Hong Kong does not have a statutory equivalent to VISTA or STAR. The Trustee Ordinance’s general law provisions require trustees to exercise a duty of care and skill in managing trust assets, including shares in private companies. If a trustee fails to monitor the company’s performance and the company suffers losses, the trustee can be held liable for breach of trust. This risk has driven many settlors to use BVI VISTA trusts even when the underlying assets are Hong Kong-based, such as shares in a Hong Kong private company or a Hong Kong-listed stock. The legal and administrative costs of maintaining a BVI trust for Hong Kong assets are significant: annual trustee fees of HKD 50,000-100,000, plus BVI registered agent fees of USD 1,500-3,000, plus Hong Kong legal fees for drafting the trust deed to comply with both BVI and Hong Kong law. A Hong Kong VISTA-equivalent trust would eliminate these cross-border costs and simplify succession planning for families with Hong Kong-centric wealth.

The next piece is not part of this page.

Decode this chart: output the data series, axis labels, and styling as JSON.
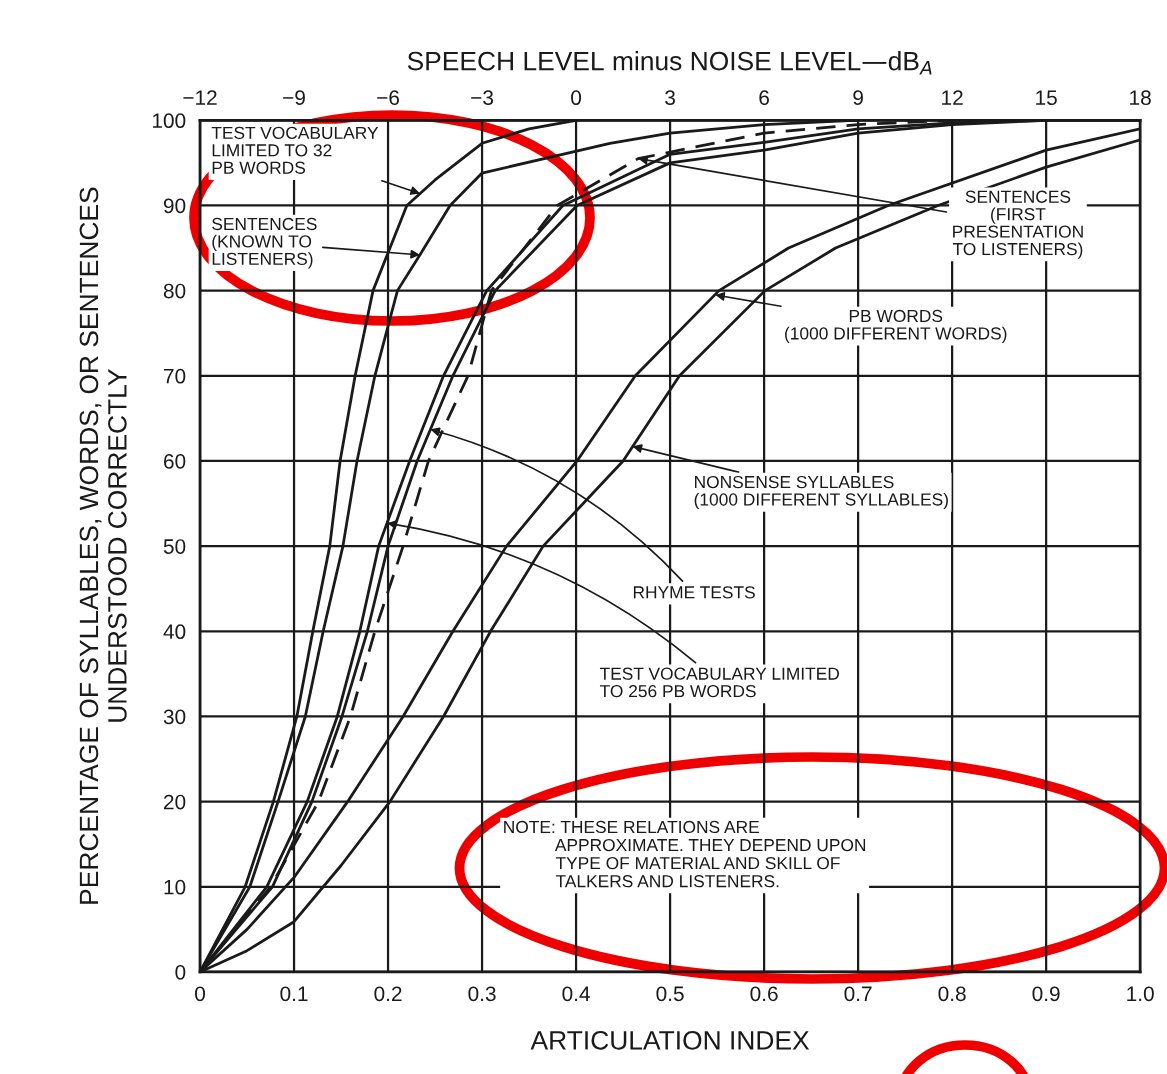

Proposed Hong Kong VISTA-equivalent trust

The FSTB’s review is expected to propose a new type of trust, tentatively called the “Hong Kong Private Trust” (HKPT), modelled on the BVI VISTA but adapted for Hong Kong law. The HKPT would have the following features: (1) the trustee has no duty to intervene in the management of the underlying company unless the trust deed expressly requires it; (2) the settlor may retain the power to appoint and remove directors of the company; (3) the trust may have an indefinite duration (if the rule against perpetuities is abolished); and (4) the trust assets are protected by a statutory firewall. The HKPT would be available only for trusts with a minimum asset value of HKD 50 million (USD 6.4 million) and would require the trustee to be a licensed trust company under the Trustee Ordinance. The proposal is expected to include a transitional provision allowing existing BVI VISTA trusts that hold Hong Kong assets to be migrated to the HKPT without triggering capital gains tax or stamp duty.

Actionable Takeaways

  1. Settlors with existing BVI VISTA trusts holding Hong Kong assets should monitor the FSTB’s 2025 consultation paper closely, as a proposed Hong Kong Private Trust (HKPT) would allow migration without triggering tax or stamp duty, reducing annual compliance costs by an estimated 30-50%.
  2. Family offices establishing new trusts in 2024-2025 should consider using a Hong Kong onshore trust with a 80-year perpetuity period, but include a “perpetuity extension clause” that allows the trust to elect into a longer duration if the rule against perpetuities is abolished.
  3. The proposed statutory firewall will shift the burden of proof to creditors in insolvency challenges; settlors should ensure that trust transfers are made at least two years before any potential insolvency event to qualify for the expected safe harbour.
  4. The tax concession for family offices and trusts is expected to be effective from the 2025-26 year of assessment; trusts currently structured as offshore trusts should prepare for a transitional period of 3-5 years during which they can retain offshore status or elect into the new onshore regime.
  5. Trustees and advisors should update their know-your-client (KYC) documentation to demonstrate that central management and control is exercised in Hong Kong, as the IRD’s DIPN No. 60 will continue to apply until the new tax concession is enacted.